TREASURIES-Yields drop as jobs data disappoints
* 10-year Treasuries yields lowest in three months
* Fed seen unlikely to taper before 2014 Fed to buy $1.25 bln-$1.75 bln bonds due 2036-2043
NEW YORK, Oct 22 (Reuters) - U.S. Treasuries yields fell to the lowest in three months on Tuesday after data showed that U.S. employers added far fewer workers than expected in September, reducing expectations that the Federal Reserve could taper its bond purchases this year. Nonfarm payrolls increased by 148,000 last month, the Labor Department said on Tuesday. While the job count for August was revised to show more positions created than previously reported, employment gains in July were the weakest since June 2012.

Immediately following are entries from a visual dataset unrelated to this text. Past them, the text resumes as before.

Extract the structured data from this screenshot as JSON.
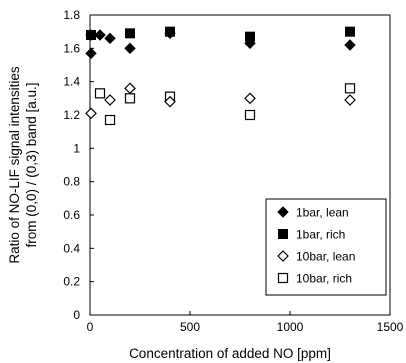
{
  "chart_data": {
    "type": "scatter",
    "xlabel": "Concentration of added NO [ppm]",
    "ylabel_lines": [
      "Ratio of NO-LIF signal intensities",
      "from (0,0) / (0,3) band [a.u.]"
    ],
    "xlim": [
      0,
      1500
    ],
    "ylim": [
      0,
      1.8
    ],
    "x_ticks": [
      "0",
      "500",
      "1000",
      "1500"
    ],
    "y_ticks": [
      "0",
      "0.2",
      "0.4",
      "0.6",
      "0.8",
      "1",
      "1.2",
      "1.4",
      "1.6",
      "1.8"
    ],
    "grid": false,
    "legend_position": "bottom-right",
    "series": [
      {
        "name": "1bar, lean",
        "marker": "filled-diamond",
        "points": [
          [
            0,
            1.57
          ],
          [
            5,
            1.68
          ],
          [
            50,
            1.68
          ],
          [
            100,
            1.66
          ],
          [
            200,
            1.6
          ],
          [
            400,
            1.69
          ],
          [
            800,
            1.63
          ],
          [
            1300,
            1.62
          ]
        ]
      },
      {
        "name": "1bar, rich",
        "marker": "filled-square",
        "points": [
          [
            5,
            1.68
          ],
          [
            200,
            1.69
          ],
          [
            400,
            1.7
          ],
          [
            800,
            1.67
          ],
          [
            1300,
            1.7
          ]
        ]
      },
      {
        "name": "10bar, lean",
        "marker": "open-diamond",
        "points": [
          [
            0,
            1.21
          ],
          [
            100,
            1.29
          ],
          [
            200,
            1.36
          ],
          [
            400,
            1.28
          ],
          [
            800,
            1.3
          ],
          [
            1300,
            1.29
          ]
        ]
      },
      {
        "name": "10bar, rich",
        "marker": "open-square",
        "points": [
          [
            50,
            1.33
          ],
          [
            100,
            1.17
          ],
          [
            200,
            1.3
          ],
          [
            400,
            1.31
          ],
          [
            800,
            1.2
          ],
          [
            1300,
            1.36
          ]
        ]
      }
    ]
  }
}
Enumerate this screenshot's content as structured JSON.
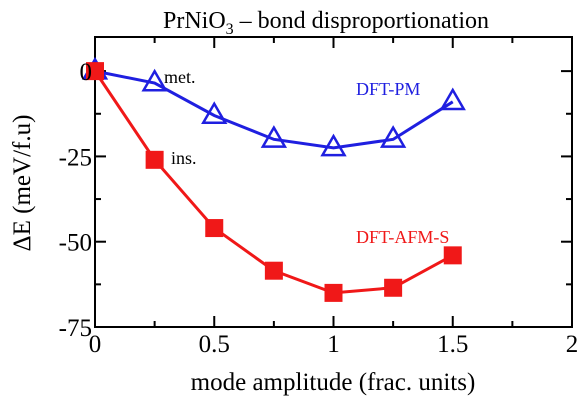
{
  "chart_data": {
    "type": "line",
    "title": "PrNiO₃ – bond disproportionation",
    "title_parts": {
      "main": "PrNiO",
      "subscript": "3",
      "rest": " – bond disproportionation"
    },
    "xlabel": "mode amplitude (frac. units)",
    "ylabel": "ΔE (meV/f.u)",
    "xlim": [
      0,
      2
    ],
    "ylim": [
      -75,
      10
    ],
    "xticks": [
      0,
      0.5,
      1,
      1.5,
      2
    ],
    "xtick_labels": [
      "0",
      "0.5",
      "1",
      "1.5",
      "2"
    ],
    "yticks": [
      0,
      -25,
      -50,
      -75
    ],
    "ytick_labels": [
      "0",
      "-25",
      "-50",
      "-75"
    ],
    "grid": false,
    "series": [
      {
        "name": "DFT-PM",
        "color": "#1f1fe0",
        "marker": "open-triangle",
        "x": [
          0,
          0.25,
          0.5,
          0.75,
          1.0,
          1.25,
          1.5
        ],
        "y": [
          0,
          -3.5,
          -13,
          -20,
          -22.5,
          -20,
          -9
        ]
      },
      {
        "name": "DFT-AFM-S",
        "color": "#f01818",
        "marker": "filled-square",
        "x": [
          0,
          0.25,
          0.5,
          0.75,
          1.0,
          1.25,
          1.5
        ],
        "y": [
          0,
          -26,
          -46,
          -58.5,
          -65,
          -63.5,
          -54
        ]
      }
    ],
    "annotations": [
      {
        "text": "met.",
        "color": "#000000"
      },
      {
        "text": "ins.",
        "color": "#000000"
      }
    ]
  }
}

But there was some sign of a silver lining in the report, with the unemployment rate dropping a tenth of a percentage point to 7.2 percent, the lowest since November 2008. "This really does push us into a January, February mode (for tapering) and if there is a shutdown possibly even further," said Aaron Kohli, an interest rate strategist at BNP Paribas in New York. Economists polled by Reuters expect that U.S. employers added 180,000 workers in September, up from 169,000 in August, while the jobless rate was seen steady at 7.3 percent. Benchmark 10-year notes were last up 19/32 in price to yield 2.54 percent, the lowest since July 24 and down from 2.58 percent before the data was released. The yields have fallen from 3 percent on Sept. 5, before the Fed surprised investors by keeping the size of its bond purchase program unchanged. An improving jobs picture is key to the Fed reducing the size of its $85 billion-a-month bond-purchase program, which is meant to stimulate growth and reduce the jobless rate. The Fed will buy between $1.25 billion and $1.75 billion in bonds due from 2036 and 2043 on Tuesday as part of its ongoing purchases. The jobs data for September was delayed by the 16-day partial federal government shutdown. It was originally scheduled for release on Oct. 4. The shutdown delayed a number of U.S. economic releases, muddying insight into the economy's strength and pushing back expectations on when the Fed is likely to begin to taper until the first quarter of 2014. Data over the coming months is expected to reflect uncertainties about the effects of the shutdown, the debate over fiscal policy and concerns about the raising of the debt ceiling only until February, given fears of renewed political conflict and another possible shutdown as that deadline approaches. The release of the October payrolls report has been pushed back to Nov. 8 from Nov. 1. Other data the government has rescheduled includes the Consumer Price Index for September, which will now be released on Oct. 30, and the Producer Price Index for September, now due on Oct. 29.